計算内容は、フルフラール(フラン-2-カルボアルデヒド)のs-trans配座をPCM法(THF中)を用いて計算するもので、HF/6-31G(d)による構造最適化とB3LYP1/6-31G(d)によるシングルポイント。
どちらの計算にも、入力座標にはMOPAC2007(PM6)で最適化した構造を用いました。結果は以下の通り。(計算時間値はWall Clock Time)
a. Geometry Optimization (RHF/6-31G(d))
v.7.0.0
sequential : 899.1 sec (Nstep=23)
v.7.0.4
sequential : 899.7 sec (Nstep=23) [0.999倍 vs 7.0.0 sequential]
parallel : 459.7 sec (Nstep=22) [1.957倍 vs 7.0.4 sequential (Nstep補正:1.872倍)]

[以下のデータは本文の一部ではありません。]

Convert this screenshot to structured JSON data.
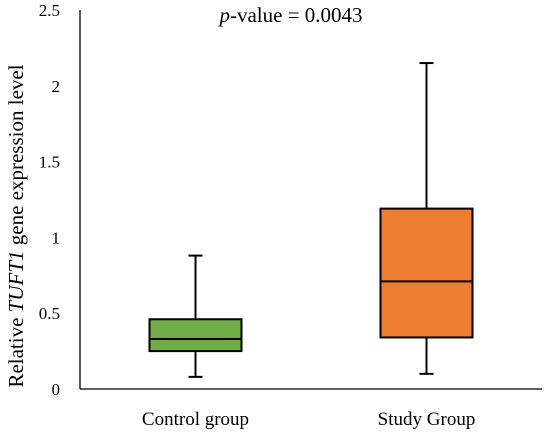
{
  "chart_data": {
    "type": "boxplot",
    "annotation": {
      "italic_part": "p",
      "rest": "-value = 0.0043"
    },
    "ylabel": {
      "before": "Relative ",
      "italic": "TUFT1",
      "after": " gene expression level"
    },
    "xlabel": "",
    "ylim": [
      0,
      2.5
    ],
    "yticks": [
      {
        "value": 0,
        "label": "0"
      },
      {
        "value": 0.5,
        "label": "0.5"
      },
      {
        "value": 1,
        "label": "1"
      },
      {
        "value": 1.5,
        "label": "1.5"
      },
      {
        "value": 2,
        "label": "2"
      },
      {
        "value": 2.5,
        "label": "2.5"
      }
    ],
    "grid": false,
    "categories": [
      "Control group",
      "Study Group"
    ],
    "boxes": [
      {
        "category": "Control group",
        "whisker_low": 0.08,
        "q1": 0.25,
        "median": 0.33,
        "q3": 0.46,
        "whisker_high": 0.88,
        "color": "#70ad47"
      },
      {
        "category": "Study Group",
        "whisker_low": 0.1,
        "q1": 0.34,
        "median": 0.71,
        "q3": 1.19,
        "whisker_high": 2.15,
        "color": "#ed7d31"
      }
    ]
  }
}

v.7.0.0(sequentialのみ可能)との比較では今回のテスト版v.7.0.4の方がごくわずかに遅いですが、これは背後のタスクが多少関係する(プロセスを優先度低にして実行しているため)ので、誤差範囲に十分収まる差でしょう。同じv.7.0.4でsequentialとparallelを比較すると、非常に効率よく並列化されていることが分かります(単純比較で約2倍速い)。しかし、出力を見るとparallelの方が1ステップ少ないので(しかし最適化された構造は同一)、各ステップが等しく時間がかかるとした仮の補正で1.87倍となります。それでも十分高速化されていますね。

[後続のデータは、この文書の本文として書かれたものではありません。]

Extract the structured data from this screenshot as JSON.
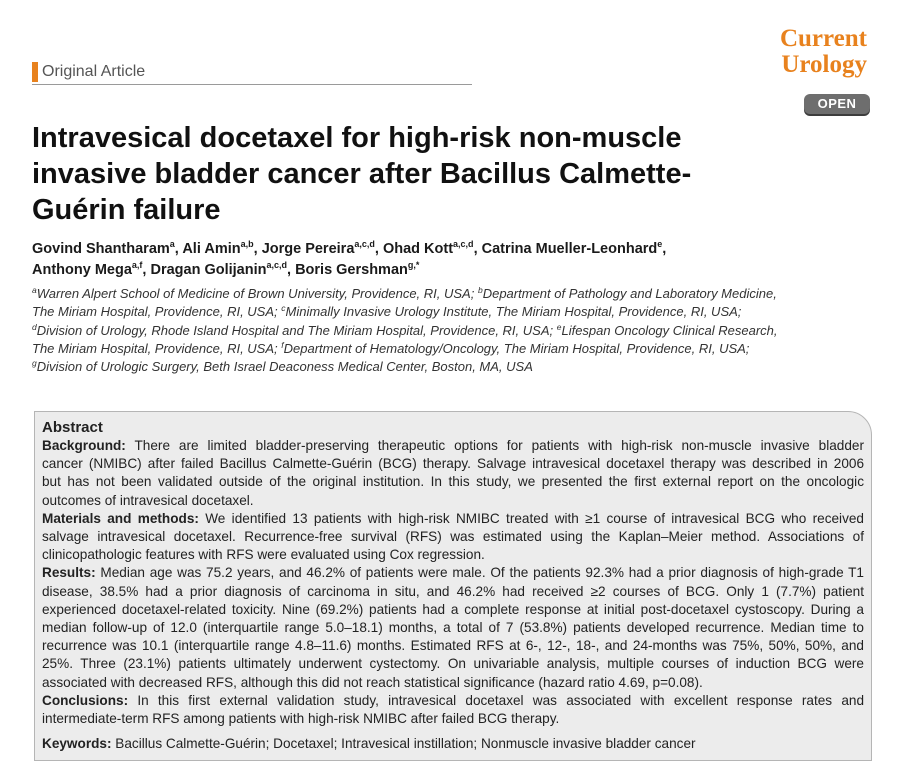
{
  "header": {
    "article_type": "Original Article",
    "journal_line1": "Current",
    "journal_line2": "Urology",
    "open_badge": "OPEN",
    "accent_color": "#e8821e"
  },
  "title_lines": [
    "Intravesical docetaxel for high-risk non-muscle",
    "invasive bladder cancer after Bacillus Calmette-",
    "Guérin failure"
  ],
  "authors": {
    "line1": [
      {
        "name": "Govind Shantharam",
        "sup": "a",
        "sep": ", "
      },
      {
        "name": "Ali Amin",
        "sup": "a,b",
        "sep": ", "
      },
      {
        "name": "Jorge Pereira",
        "sup": "a,c,d",
        "sep": ", "
      },
      {
        "name": "Ohad Kott",
        "sup": "a,c,d",
        "sep": ", "
      },
      {
        "name": "Catrina Mueller-Leonhard",
        "sup": "e",
        "sep": ","
      }
    ],
    "line2": [
      {
        "name": "Anthony Mega",
        "sup": "a,f",
        "sep": ", "
      },
      {
        "name": "Dragan Golijanin",
        "sup": "a,c,d",
        "sep": ", "
      },
      {
        "name": "Boris Gershman",
        "sup": "g,*",
        "sep": ""
      }
    ]
  },
  "affiliations": {
    "a": "Warren Alpert School of Medicine of Brown University, Providence, RI, USA;",
    "b": "Department of Pathology and Laboratory Medicine,",
    "b2": "The Miriam Hospital, Providence, RI, USA;",
    "c": "Minimally Invasive Urology Institute, The Miriam Hospital, Providence, RI, USA;",
    "d": "Division of Urology, Rhode Island Hospital and The Miriam Hospital, Providence, RI, USA;",
    "e": "Lifespan Oncology Clinical Research,",
    "e2": "The Miriam Hospital, Providence, RI, USA;",
    "f": "Department of Hematology/Oncology, The Miriam Hospital, Providence, RI, USA;",
    "g": "Division of Urologic Surgery, Beth Israel Deaconess Medical Center, Boston, MA, USA"
  },
  "abstract": {
    "heading": "Abstract",
    "background_label": "Background:",
    "background_lines": [
      " There are limited bladder-preserving therapeutic options for patients with high-risk non-muscle invasive bladder",
      "cancer (NMIBC) after failed Bacillus Calmette-Guérin (BCG) therapy. Salvage intravesical docetaxel therapy was described in 2006",
      "but has not been validated outside of the original institution. In this study, we presented the first external report on the oncologic",
      "outcomes of intravesical docetaxel."
    ],
    "methods_label": "Materials and methods:",
    "methods_lines": [
      " We identified 13 patients with high-risk NMIBC treated with ≥1 course of intravesical BCG who received",
      "salvage intravesical docetaxel. Recurrence-free survival (RFS) was estimated using the Kaplan–Meier method. Associations of",
      "clinicopathologic features with RFS were evaluated using Cox regression."
    ],
    "results_label": "Results:",
    "results_lines": [
      " Median age was 75.2 years, and 46.2% of patients were male. Of the patients 92.3% had a prior diagnosis of high-grade T1",
      "disease, 38.5% had a prior diagnosis of carcinoma in situ, and 46.2% had received ≥2 courses of BCG. Only 1 (7.7%) patient",
      "experienced docetaxel-related toxicity. Nine (69.2%) patients had a complete response at initial post-docetaxel cystoscopy. During a",
      "median follow-up of 12.0 (interquartile range 5.0–18.1) months, a total of 7 (53.8%) patients developed recurrence. Median time to",
      "recurrence was 10.1 (interquartile range 4.8–11.6) months. Estimated RFS at 6-, 12-, 18-, and 24-months was 75%, 50%, 50%, and",
      "25%. Three (23.1%) patients ultimately underwent cystectomy. On univariable analysis, multiple courses of induction BCG were",
      "associated with decreased RFS, although this did not reach statistical significance (hazard ratio 4.69, p=0.08)."
    ],
    "conclusions_label": "Conclusions:",
    "conclusions_lines": [
      " In this first external validation study, intravesical docetaxel was associated with excellent response rates and",
      "intermediate-term RFS among patients with high-risk NMIBC after failed BCG therapy."
    ],
    "keywords_label": "Keywords:",
    "keywords": " Bacillus Calmette-Guérin; Docetaxel; Intravesical instillation; Nonmuscle invasive bladder cancer"
  }
}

この計算では、計算で使う座標系の選択で最適化効率が非常に異なることも同時にわかりました。上記テストでは$DATAをMOPAC z-matrixで入力し、NZVAR=0として直交座標による計算にしています。これとは別に、同じ構造で直交座標に変換したものを$DATAに入力し、COORD=UNIQUEとした上で (1)NZVAR=0として直交座標のまま計算 (2)NZVAR=27,$ZMATグループでDLC=.T. AUTO=.T.として内部座標を生成して計算 の二通りを実行してみました(入出力ファイルはこちら)。
v.7.0.4 parallel
XYZ : 457.0 sec, -214209.84 kcal/mol (Nstep=21)
DLC : 148.1 sec, -214209.90 kcal/mol (Nstep=6) [3.086倍 vs XYZ]

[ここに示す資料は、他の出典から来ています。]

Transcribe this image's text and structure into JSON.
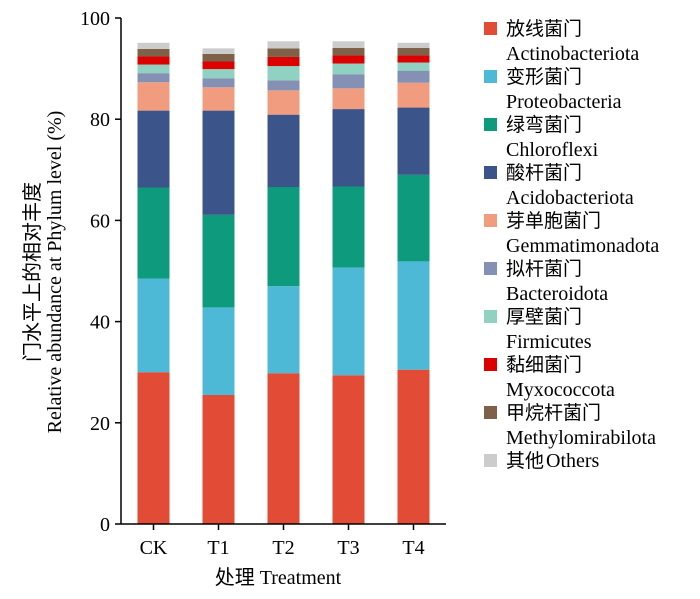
{
  "chart_data": {
    "type": "bar",
    "stacked": true,
    "xlabel": "处理 Treatment",
    "ylabel_cn": "门水平上的相对丰度",
    "ylabel_en": "Relative abundance at Phylum level (%)",
    "ylim": [
      0,
      100
    ],
    "yticks": [
      "0",
      "20",
      "40",
      "60",
      "80",
      "100"
    ],
    "categories": [
      "CK",
      "T1",
      "T2",
      "T3",
      "T4"
    ],
    "legend_position": "right",
    "series": [
      {
        "name_cn": "放线菌门",
        "name_en": "Actinobacteriota",
        "color": "#E24B35",
        "values": [
          30.0,
          25.5,
          29.8,
          29.4,
          30.5
        ]
      },
      {
        "name_cn": "变形菌门",
        "name_en": "Proteobacteria",
        "color": "#4DB9D6",
        "values": [
          18.5,
          17.3,
          17.2,
          21.3,
          21.4
        ]
      },
      {
        "name_cn": "绿弯菌门",
        "name_en": "Chloroflexi",
        "color": "#0E9A7D",
        "values": [
          18.0,
          18.3,
          19.6,
          16.0,
          17.1
        ]
      },
      {
        "name_cn": "酸杆菌门",
        "name_en": "Acidobacteriota",
        "color": "#3B5489",
        "values": [
          15.2,
          20.6,
          14.3,
          15.3,
          13.3
        ]
      },
      {
        "name_cn": "芽单胞菌门",
        "name_en": "Gemmatimonadota",
        "color": "#F19C7F",
        "values": [
          5.6,
          4.6,
          4.8,
          4.1,
          4.9
        ]
      },
      {
        "name_cn": "拟杆菌门",
        "name_en": "Bacteroidota",
        "color": "#8591B4",
        "values": [
          1.8,
          1.8,
          2.0,
          2.8,
          2.4
        ]
      },
      {
        "name_cn": "厚壁菌门",
        "name_en": "Firmicutes",
        "color": "#91D1C2",
        "values": [
          1.7,
          1.8,
          2.8,
          2.1,
          1.6
        ]
      },
      {
        "name_cn": "黏细菌门",
        "name_en": "Myxococcota",
        "color": "#DC0000",
        "values": [
          1.6,
          1.5,
          1.8,
          1.6,
          1.4
        ]
      },
      {
        "name_cn": "甲烷杆菌门",
        "name_en": "Methylomirabilota",
        "color": "#7E6148",
        "values": [
          1.5,
          1.5,
          1.7,
          1.5,
          1.5
        ]
      },
      {
        "name_cn": "其他",
        "name_en": "Others",
        "color": "#CCCCCC",
        "values": [
          1.2,
          1.1,
          1.4,
          1.3,
          1.0
        ]
      }
    ]
  }
}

ということで、DLC(非局在化座標)を利用した方が3倍以上高速且つよく収束している(最適化構造の溶媒和自由エネルギーを比較すると、DLCの方が0.06 kcal/mol低い)という結果に。どんな座標系を使うかは、構造最適化において特に重要であることを再認識させられます。
ちなみに、入力にMOPAC z-matrixを用いてNZVAR=27とすると、私のz-matrix構成が悪かったせいか2ステップ目でGradientが発散して計算が停止してしまいました(C-C結合の一つが異常接近していました)。
もう一つの計算、シングルポイントの結果は以下の通りです。
b. Single Point (RB3LYP1/6-31G(d))
v.7.0.0
sequential : 57.1 sec
v.7.0.4
sequential : 58.1 sec [0.98倍 vs 7.0.0 sequential]
parallel : 31.8 sec [1.83倍 vs 7.0.4 sequential]
より差がはっきりするのがSP計算ですが、こちらはsequentialでテスト版v.7.0.4がv.7.0.0に比べて1秒遅い結果になっています(もしかしたら並列化対応にしたことでsequentialのパフォーマンスが微妙に落ちたのかも?でも誤差範囲かも?)。parallelでは1.83倍の高速化で、構造最適化のNstep補正値と近い値です。概ね1.8~1.9倍ということでしょう。優秀な並列化効率で、4並列での効率も知りたいところです。